You’re the Chief Financial Officer of your company. You receive an email from your boss, the CEO, with the subject line: “Wire Transfer $10,000 to XX Account.” This isn’t entirely out of the norm — there are dozens of transfers in a given week and you don’t want to upset the head of the organization by asking questions, so you make the transfer. As it turns out, the CEO’s email was spoofed, and the money went to an unknown bank account. You’ve just lost the organization $10,000 in a matter of minutes. This is called CEO fraud – imitating the CEO’s email address to trick employees into providing highly confidential information or access to systems. It’s also known as “business email compromise.” This tactic isn’t limited to CEOs but can apply to any employee in a position of authority. You can identify this tactic by looking closely at the email address in question; it will almost always be at least slightly off from the real thing. If your CEO’s email address is firstname.lastname@example.org, the spoof might be email@example.com.
It’s 2 p.m. at the office; you’re developing a headache, and that report is due by the end of the day. Ibuprofen isn’t cutting it, so you pull up a website that provides health information and advice. You’re prompted by a chat that asks for some personal information. Your head is still throbbing, so you reluctantly enter your data. The chat box closes — and little did you know that the representative was really a man-in-the-middle social engineering attacker. Man-in-the-middle attacks involve intercepting communication between two systems. And this tactic isn’t limited to chat boxes — it can come in the form of email, wi-fi, or even IP spoofing attacks.
A well-dressed man carrying a stack of boxes is walking toward your office building door while you’re exiting, and your hands are empty. Naturally, you hold open the door, and he responds with a smile and a nod. Nothing unusual, right?
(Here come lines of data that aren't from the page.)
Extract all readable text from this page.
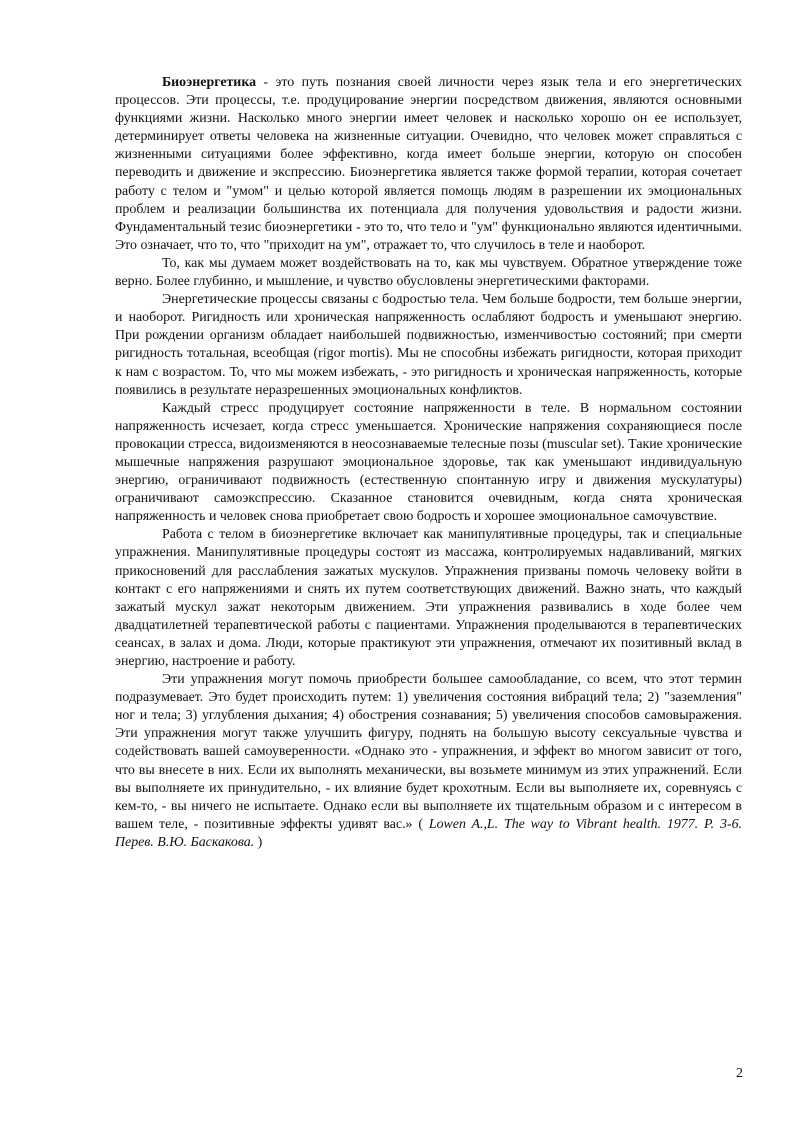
Биоэнергетика - это путь познания своей личности через язык тела и его энергетических процессов. Эти процессы, т.е. продуцирование энергии посредством движения, являются основными функциями жизни. Насколько много энергии имеет человек и насколько хорошо он ее использует, детерминирует ответы человека на жизненные ситуации. Очевидно, что человек может справляться с жизненными ситуациями более эффективно, когда имеет больше энергии, которую он способен переводить и движение и экспрессию. Биоэнергетика является также формой терапии, которая сочетает работу с телом и "умом" и целью которой является помощь людям в разрешении их эмоциональных проблем и реализации большинства их потенциала для получения удовольствия и радости жизни. Фундаментальный тезис биоэнергетики - это то, что тело и "ум" функционально являются идентичными. Это означает, что то, что "приходит на ум", отражает то, что случилось в теле и наоборот.

То, как мы думаем может воздействовать на то, как мы чувствуем. Обратное утверждение тоже верно. Более глубинно, и мышление, и чувство обусловлены энергетическими факторами.

Энергетические процессы связаны с бодростью тела. Чем больше бодрости, тем больше энергии, и наоборот. Ригидность или хроническая напряженность ослабляют бодрость и уменьшают энергию. При рождении организм обладает наибольшей подвижностью, изменчивостью состояний; при смерти ригидность тотальная, всеобщая (rigor mortis). Мы не способны избежать ригидности, которая приходит к нам с возрастом. То, что мы можем избежать, - это ригидность и хроническая напряженность, которые появились в результате неразрешенных эмоциональных конфликтов.

Каждый стресс продуцирует состояние напряженности в теле. В нормальном состоянии напряженность исчезает, когда стресс уменьшается. Хронические напряжения сохраняющиеся после провокации стресса, видоизменяются в неосознаваемые телесные позы (muscular set). Такие хронические мышечные напряжения разрушают эмоциональное здоровье, так как уменьшают индивидуальную энергию, ограничивают подвижность (естественную спонтанную игру и движения мускулатуры) ограничивают самоэкспрессию. Сказанное становится очевидным, когда снята хроническая напряженность и человек снова приобретает свою бодрость и хорошее эмоциональное самочувствие.

Работа с телом в биоэнергетике включает как манипулятивные процедуры, так и специальные упражнения. Манипулятивные процедуры состоят из массажа, контролируемых надавливаний, мягких прикосновений для расслабления зажатых мускулов. Упражнения призваны помочь человеку войти в контакт с его напряжениями и снять их путем соответствующих движений. Важно знать, что каждый зажатый мускул зажат некоторым движением. Эти упражнения развивались в ходе более чем двадцатилетней терапевтической работы с пациентами. Упражнения проделываются в терапевтических сеансах, в залах и дома. Люди, которые практикуют эти упражнения, отмечают их позитивный вклад в энергию, настроение и работу.

Эти упражнения могут помочь приобрести большее самообладание, со всем, что этот термин подразумевает. Это будет происходить путем: 1) увеличения состояния вибраций тела; 2) "заземления" ног и тела; 3) углубления дыхания; 4) обострения сознавания; 5) увеличения способов самовыражения. Эти упражнения могут также улучшить фигуру, поднять на большую высоту сексуальные чувства и содействовать вашей самоуверенности. «Однако это - упражнения, и эффект во многом зависит от того, что вы внесете в них. Если их выполнять механически, вы возьмете минимум из этих упражнений. Если вы выполняете их принудительно, - их влияние будет крохотным. Если вы выполняете их, соревнуясь с кем-то, - вы ничего не испытаете. Однако если вы выполняете их тщательным образом и с интересом в вашем теле, - позитивные эффекты удивят вас.» ( Lowen A.,L. The way to Vibrant health. 1977. P. 3-6. Перев. В.Ю. Баскакова. )

2
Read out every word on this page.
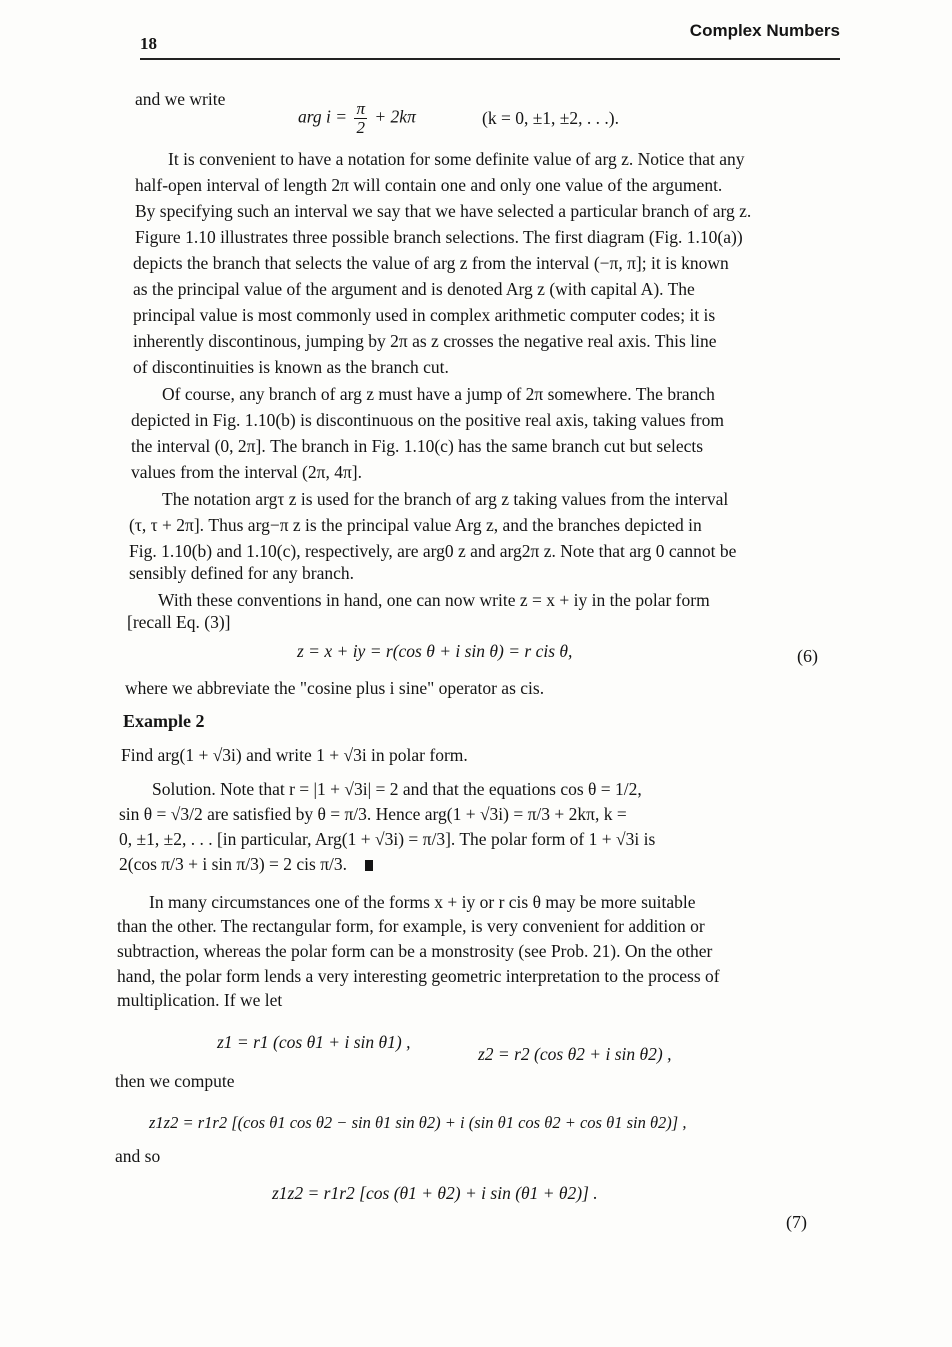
18
Complex Numbers
and we write
arg $i = \frac{\pi}{2} + 2k\pi$	(k = 0, ±1, ±2, . . .).
It is convenient to have a notation for some definite value of arg z. Notice that any
half-open interval of length 2π will contain one and only one value of the argument.
By specifying such an interval we say that we have selected a particular branch of arg z.
Figure 1.10 illustrates three possible branch selections. The first diagram (Fig. 1.10(a))
depicts the branch that selects the value of arg z from the interval (−π, π]; it is known
as the principal value of the argument and is denoted Arg z (with capital A). The
principal value is most commonly used in complex arithmetic computer codes; it is
inherently discontinous, jumping by 2π as z crosses the negative real axis. This line
of discontinuities is known as the branch cut.
Of course, any branch of arg z must have a jump of 2π somewhere. The branch
depicted in Fig. 1.10(b) is discontinuous on the positive real axis, taking values from
the interval (0, 2π]. The branch in Fig. 1.10(c) has the same branch cut but selects
values from the interval (2π, 4π].
The notation argτ z is used for the branch of arg z taking values from the interval
(τ, τ + 2π]. Thus arg−π z is the principal value Arg z, and the branches depicted in
Fig. 1.10(b) and 1.10(c), respectively, are arg0 z and arg2π z. Note that arg 0 cannot be
sensibly defined for any branch.
With these conventions in hand, one can now write z = x + iy in the polar form
[recall Eq. (3)]
z = x + iy = r(cos θ + i sin θ) = r cis θ,	(6)
where we abbreviate the "cosine plus i sine" operator as cis.
Example 2
Find arg(1 + √3i) and write 1 + √3i in polar form.
Solution. Note that r = |1 + √3i| = 2 and that the equations cos θ = 1/2,
sin θ = √3/2 are satisfied by θ = π/3. Hence arg(1 + √3i) = π/3 + 2kπ, k =
0, ±1, ±2, . . . [in particular, Arg(1 + √3i) = π/3]. The polar form of 1 + √3i is
2(cos π/3 + i sin π/3) = 2 cis π/3.
In many circumstances one of the forms x + iy or r cis θ may be more suitable
than the other. The rectangular form, for example, is very convenient for addition or
subtraction, whereas the polar form can be a monstrosity (see Prob. 21). On the other
hand, the polar form lends a very interesting geometric interpretation to the process of
multiplication. If we let
z1 = r1 (cos θ1 + i sin θ1) ,
z2 = r2 (cos θ2 + i sin θ2) ,
then we compute
z1z2 = r1r2 [(cos θ1 cos θ2 − sin θ1 sin θ2) + i (sin θ1 cos θ2 + cos θ1 sin θ2)] ,
and so
z1z2 = r1r2 [cos (θ1 + θ2) + i sin (θ1 + θ2)] .
(7)
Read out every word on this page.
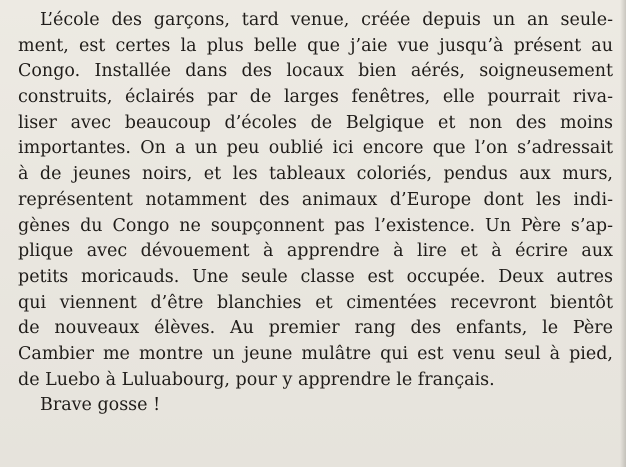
L’école des garçons, tard venue, créée depuis un an seule-
ment, est certes la plus belle que j’aie vue jusqu’à présent au
Congo. Installée dans des locaux bien aérés, soigneusement
construits, éclairés par de larges fenêtres, elle pourrait riva-
liser avec beaucoup d’écoles de Belgique et non des moins
importantes. On a un peu oublié ici encore que l’on s’adressait
à de jeunes noirs, et les tableaux coloriés, pendus aux murs,
représentent notamment des animaux d’Europe dont les indi-
gènes du Congo ne soupçonnent pas l’existence. Un Père s’ap-
plique avec dévouement à apprendre à lire et à écrire aux
petits moricauds. Une seule classe est occupée. Deux autres
qui viennent d’être blanchies et cimentées recevront bientôt
de nouveaux élèves. Au premier rang des enfants, le Père
Cambier me montre un jeune mulâtre qui est venu seul à pied,
de Luebo à Luluabourg, pour y apprendre le français.
Brave gosse !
Wrong — the man you opened the door for obtained credentials from a friend to access your organization’s systems, and you’ve just granted him physical access to the building where he’ll find a computer to log in and obtain valuable information. You’ve become a victim of tailgating — when an outsider poses as an insider, gaining access to information systems and confidential data.
How to prevent social engineering tactics from causing damage
There are many ways that organizations like yours can mitigate social engineering. First, behavioral analytics can help you recognize which employees pose the greatest threat to the business. These insider threats can be classified as malicious insiders or careless users who are susceptible to these social engineering tactics. Once identified, they can be governed, trained, and if needed, sanctioned. Proactive monitoring of your cloud applications can also help you spot when a user may have been a victim of social engineering. If a specific sales rep only exports around 50 rows of data each week and suddenly exports 50,000 rows in one day, it could indicate that their credentials were compromised. By layering application-level security on top of network or infrastructure-layer solutions, you can gain more robust insights into vulnerabilities like phishing and man-in-the-middle attacks.
And because these types of attacks tend to exploit natural human psychology, training is the best way to raise awareness and change users’ behavior. Training can help users better spot potential external attacks and avoid them, rather than clicking or responding, which opens the organization to a breach. Re-training and new approaches such as policies and procedures may also be necessary. By coupling your training strategy with the insights you derive from user activity monitoring in Salesforce and other cloud applications, organizations can move toward a culture where security and privacy protocols blend seamlessly with day-to-day tasks. And as social engineering tactics continue to evolve, you can ensure your organization will be ahead of the curve, and ahead of cybercriminals looking to steal your most valuable asset – your data.